When COVID slammed into New York City, Bury’s unit had barely a day to prepare, and they didn’t know how long they’d be deployed. They arrived at Elmhurst Hospital, which had a 50-bed capacity before COVID but had swelled to 250 patients, 160 of them on ventilators. Multi-generations lived together in tight quarters, and the virus spread rapidly. City leaders implored residents not to go to the hospital unless they were critically ill, and some who arrived never made it out of the ER alive.

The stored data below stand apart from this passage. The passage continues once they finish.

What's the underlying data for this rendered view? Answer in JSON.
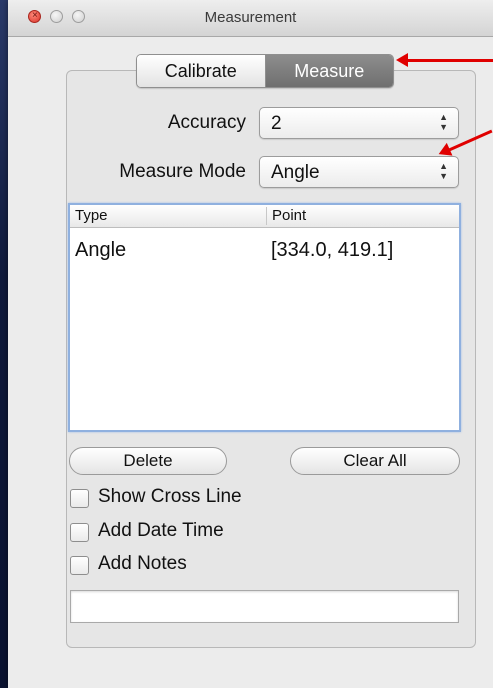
{
  "window": {
    "title": "Measurement"
  },
  "tabs": [
    {
      "label": "Calibrate",
      "selected": false
    },
    {
      "label": "Measure",
      "selected": true
    }
  ],
  "accuracy": {
    "label": "Accuracy",
    "value": "2"
  },
  "measure_mode": {
    "label": "Measure Mode",
    "value": "Angle"
  },
  "table": {
    "columns": [
      "Type",
      "Point"
    ],
    "rows": [
      {
        "type": "Angle",
        "point": "[334.0, 419.1]"
      }
    ]
  },
  "buttons": {
    "delete": "Delete",
    "clear_all": "Clear All"
  },
  "options": [
    {
      "label": "Show Cross Line",
      "checked": false
    },
    {
      "label": "Add Date Time",
      "checked": false
    },
    {
      "label": "Add Notes",
      "checked": false
    }
  ],
  "notes_input": {
    "value": ""
  },
  "colors": {
    "annotation_arrow": "#e00000",
    "selected_tab": "#7a7a7a",
    "table_focus_ring": "#8fb0df"
  },
  "icons": [
    "close-icon",
    "minimize-icon",
    "zoom-icon",
    "up-down-arrows-icon",
    "arrow-annotation-icon"
  ]
}
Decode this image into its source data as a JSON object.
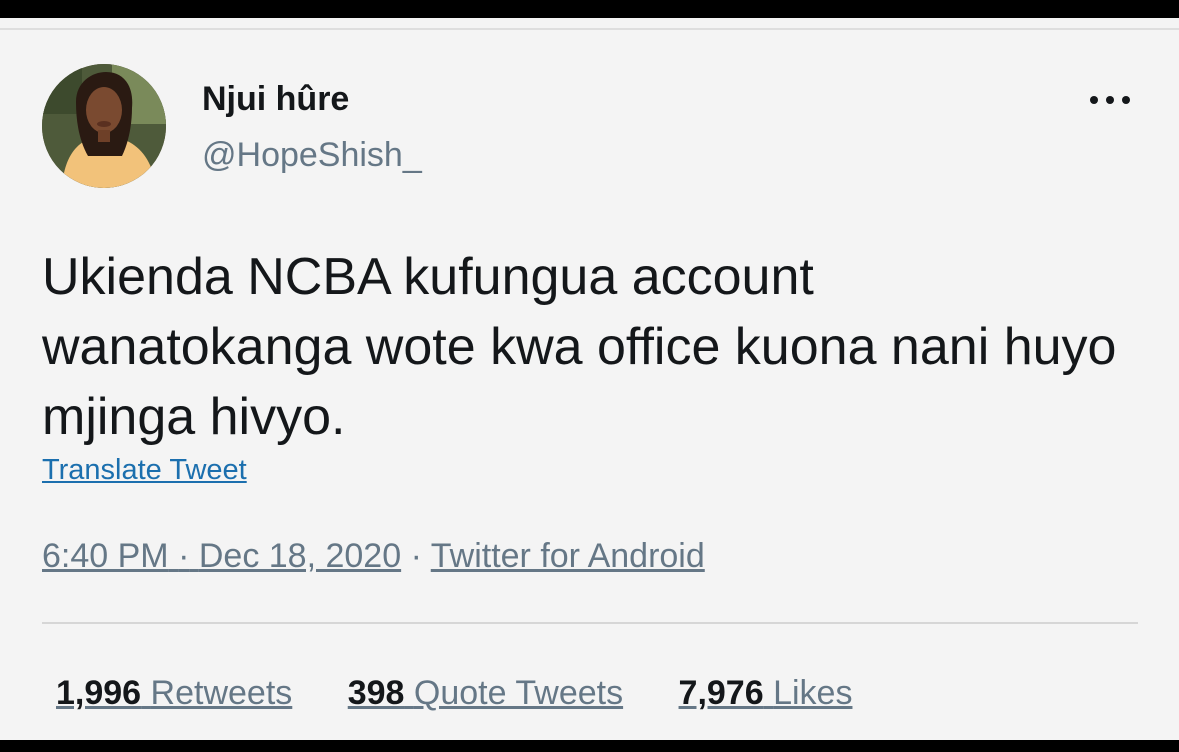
{
  "author": {
    "display_name": "Njui hûre",
    "handle": "@HopeShish_"
  },
  "tweet": {
    "text": "Ukienda NCBA kufungua account wanatokanga wote kwa office kuona nani huyo mjinga hivyo.",
    "translate_label": "Translate Tweet",
    "time": "6:40 PM",
    "date": "Dec 18, 2020",
    "source": "Twitter for Android",
    "separator": "·"
  },
  "stats": {
    "retweets": {
      "count": "1,996",
      "label": "Retweets"
    },
    "quote_tweets": {
      "count": "398",
      "label": "Quote Tweets"
    },
    "likes": {
      "count": "7,976",
      "label": "Likes"
    }
  },
  "icons": {
    "more": "more-horizontal-icon",
    "avatar": "profile-photo"
  },
  "colors": {
    "background": "#f4f4f4",
    "text": "#14171a",
    "muted": "#657786",
    "link": "#1b6fae",
    "frame": "#000000"
  }
}
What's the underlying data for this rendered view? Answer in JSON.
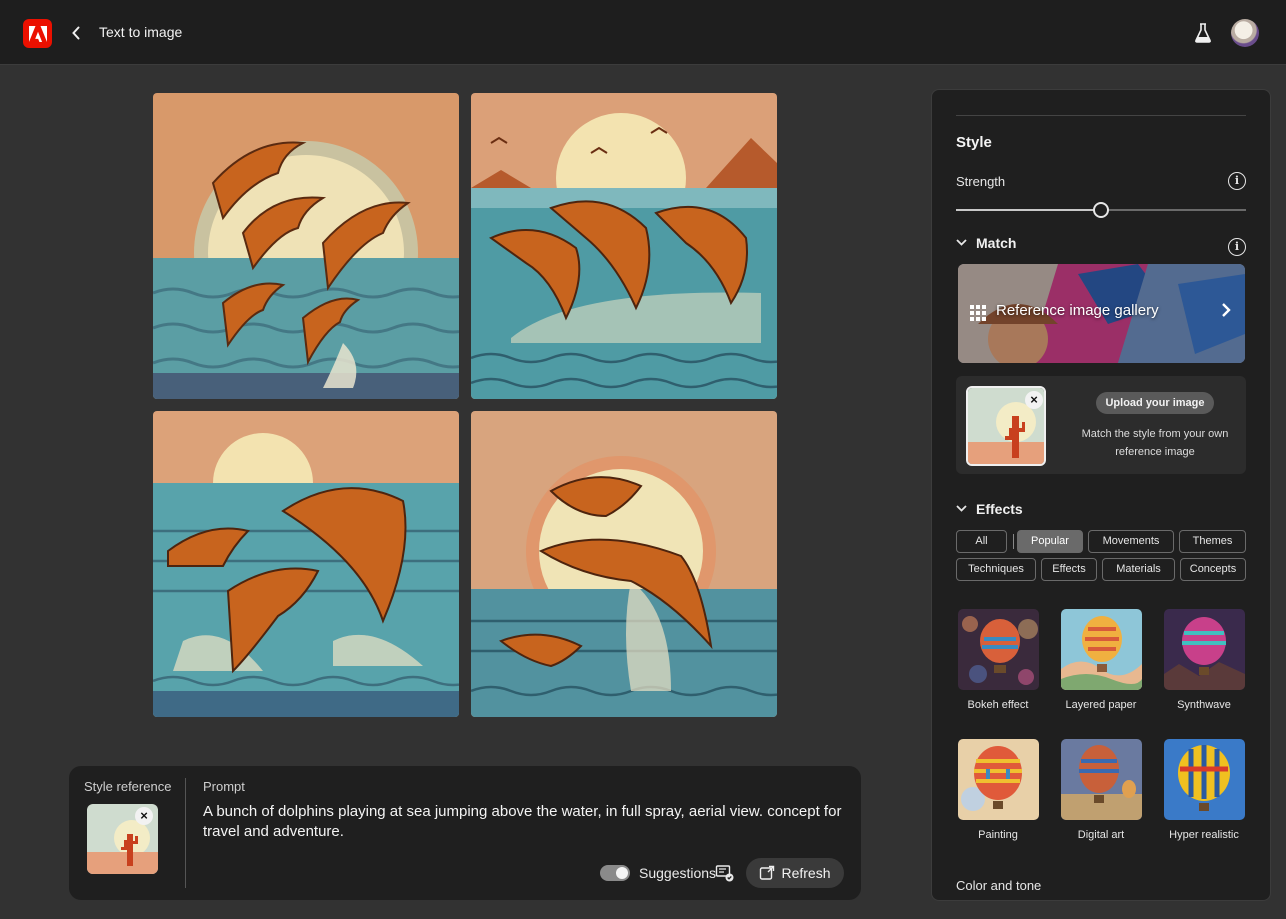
{
  "header": {
    "title": "Text to image",
    "icons": {
      "logo": "adobe-logo-icon",
      "back": "chevron-left-icon",
      "labs": "flask-icon",
      "profile": "avatar"
    },
    "accent_color": "#eb1000"
  },
  "results": {
    "images": [
      {
        "name": "generated-image-1",
        "icon": "dolphins-image"
      },
      {
        "name": "generated-image-2",
        "icon": "dolphins-image"
      },
      {
        "name": "generated-image-3",
        "icon": "dolphins-image"
      },
      {
        "name": "generated-image-4",
        "icon": "dolphins-image"
      }
    ]
  },
  "prompt_panel": {
    "style_reference_label": "Style reference",
    "prompt_label": "Prompt",
    "prompt_text": "A bunch of dolphins playing at sea jumping above the water, in full spray, aerial view. concept for travel and adventure.",
    "suggestions_label": "Suggestions",
    "suggestions_on": true,
    "refresh_label": "Refresh"
  },
  "style_panel": {
    "title": "Style",
    "strength_label": "Strength",
    "strength_value": 0.5,
    "match": {
      "label": "Match",
      "gallery_label": "Reference image gallery",
      "upload_button": "Upload your image",
      "upload_description": "Match the style from your own reference image"
    },
    "effects": {
      "label": "Effects",
      "filters": [
        "All",
        "Popular",
        "Movements",
        "Themes",
        "Techniques",
        "Effects",
        "Materials",
        "Concepts"
      ],
      "active_filter": "Popular",
      "items": [
        {
          "label": "Bokeh effect"
        },
        {
          "label": "Layered paper"
        },
        {
          "label": "Synthwave"
        },
        {
          "label": "Painting"
        },
        {
          "label": "Digital art"
        },
        {
          "label": "Hyper realistic"
        }
      ]
    },
    "color_tone_label": "Color and tone"
  }
}
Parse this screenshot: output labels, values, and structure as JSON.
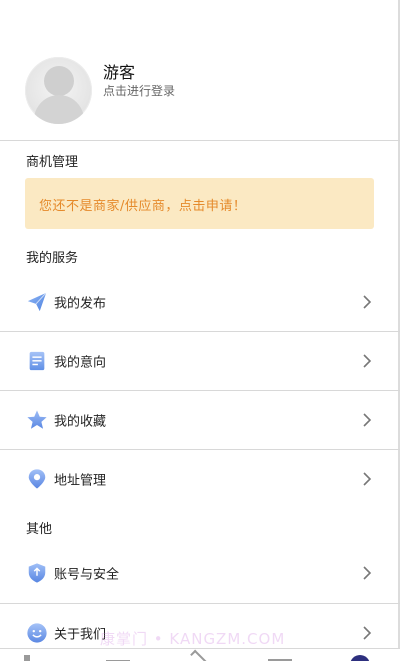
{
  "profile": {
    "name": "游客",
    "subtitle": "点击进行登录"
  },
  "business": {
    "title": "商机管理",
    "banner_text": "您还不是商家/供应商，点击申请！"
  },
  "services": {
    "title": "我的服务",
    "items": [
      {
        "label": "我的发布",
        "icon": "paper-plane-icon"
      },
      {
        "label": "我的意向",
        "icon": "document-icon"
      },
      {
        "label": "我的收藏",
        "icon": "star-icon"
      },
      {
        "label": "地址管理",
        "icon": "location-pin-icon"
      }
    ]
  },
  "other": {
    "title": "其他",
    "items": [
      {
        "label": "账号与安全",
        "icon": "shield-icon"
      },
      {
        "label": "关于我们",
        "icon": "smile-icon"
      }
    ]
  },
  "watermark": "康掌门 • KANGZM.COM",
  "colors": {
    "banner_bg": "#fbe9c3",
    "banner_text": "#e58a2b",
    "icon_blue": "#5b8fe8",
    "tab_active": "#2d2f7e"
  }
}
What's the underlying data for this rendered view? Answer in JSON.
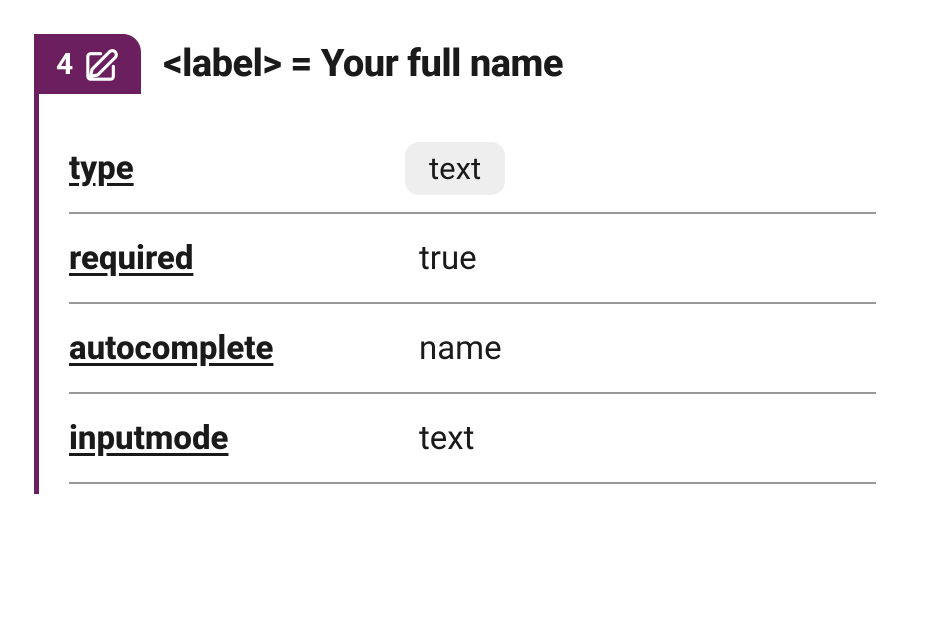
{
  "badge": {
    "number": "4"
  },
  "title": "<label> = Your full name",
  "rows": [
    {
      "label": "type",
      "value": "text",
      "chip": true
    },
    {
      "label": "required",
      "value": "true",
      "chip": false
    },
    {
      "label": "autocomplete",
      "value": "name",
      "chip": false
    },
    {
      "label": "inputmode",
      "value": "text",
      "chip": false
    }
  ]
}
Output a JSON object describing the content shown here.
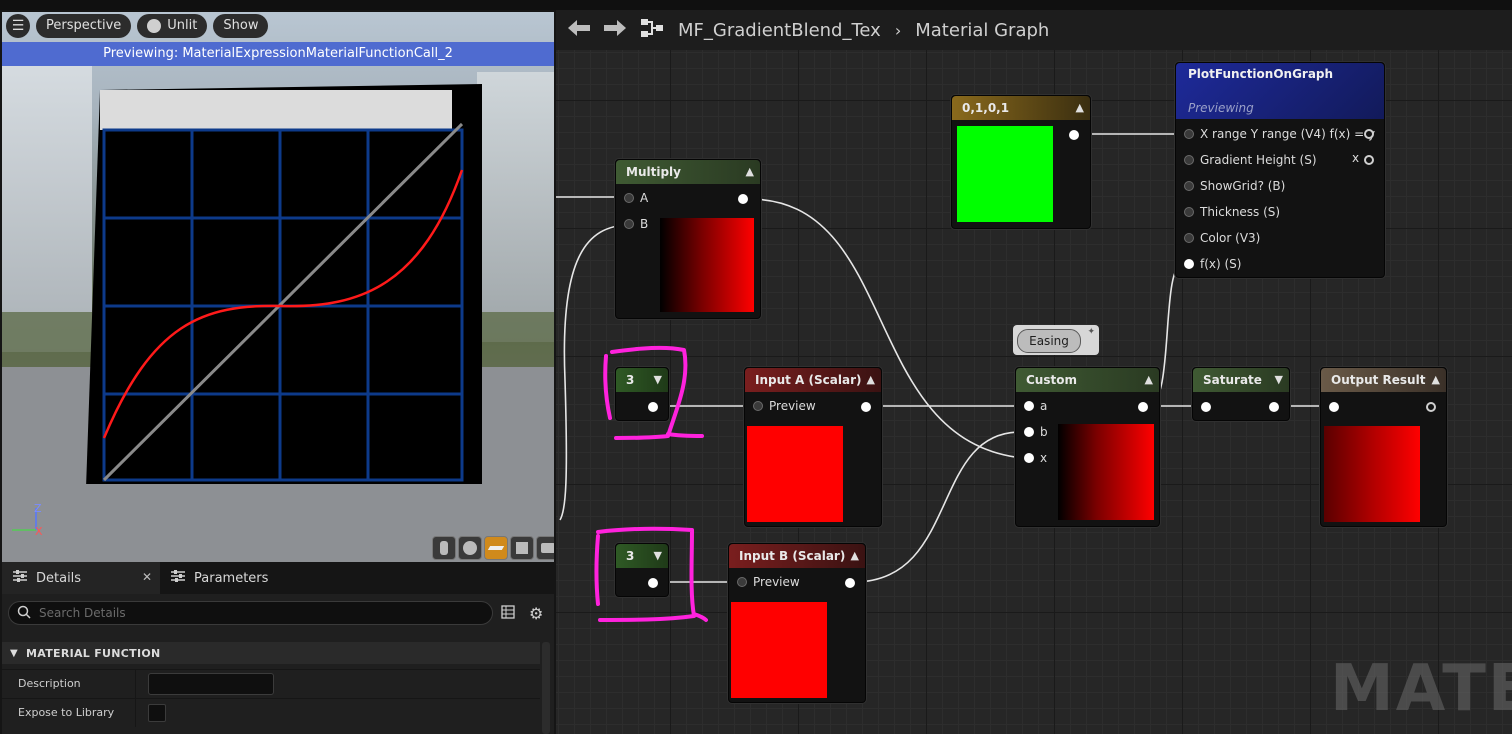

Bury and his team transformed a post-surgical unit into a fully functioning ICU. Elmhurst had no negative pressure rooms, so the nurses set up exhaust fans in front of open windows to draw out the inside air. To limit the virus aerosolizing indoors, nurses put plastic bags over patients’ heads to contain the air exhaled from the ventilators.

The reality of what was happening around the world was harsh and sad. Bury coped by going on runs with some of his corpsmen. They told themselves they were sightseeing as they pounded out the stress, sometimes a half-marathon at a time. Though he worked 12 days straight before his first day off, he still prepared lessons for his students and kept up with the doctoral courses he was taking at Duke.

Bury’s team came home after two months. To prepare his students for what lay ahead, he developed a critical care elective that incorporates self-care to build resiliency and prevent burnout. The course incorporates meditation, yoga, kung fu, tai chi and mindfulness.

Bury knows nurse burnout will lead to a shrinking workforce, so he prepares his students for real jobs and real life. “I tell them, ‘This job is really hard, and you can’t dismiss that just because you’re excited to be graduating in a couple months. You can’t forget about taking care of yourself.’ ”

 


The Distinguished Young Alumnus Award is presented by the Carolina Alumni Board of Directors.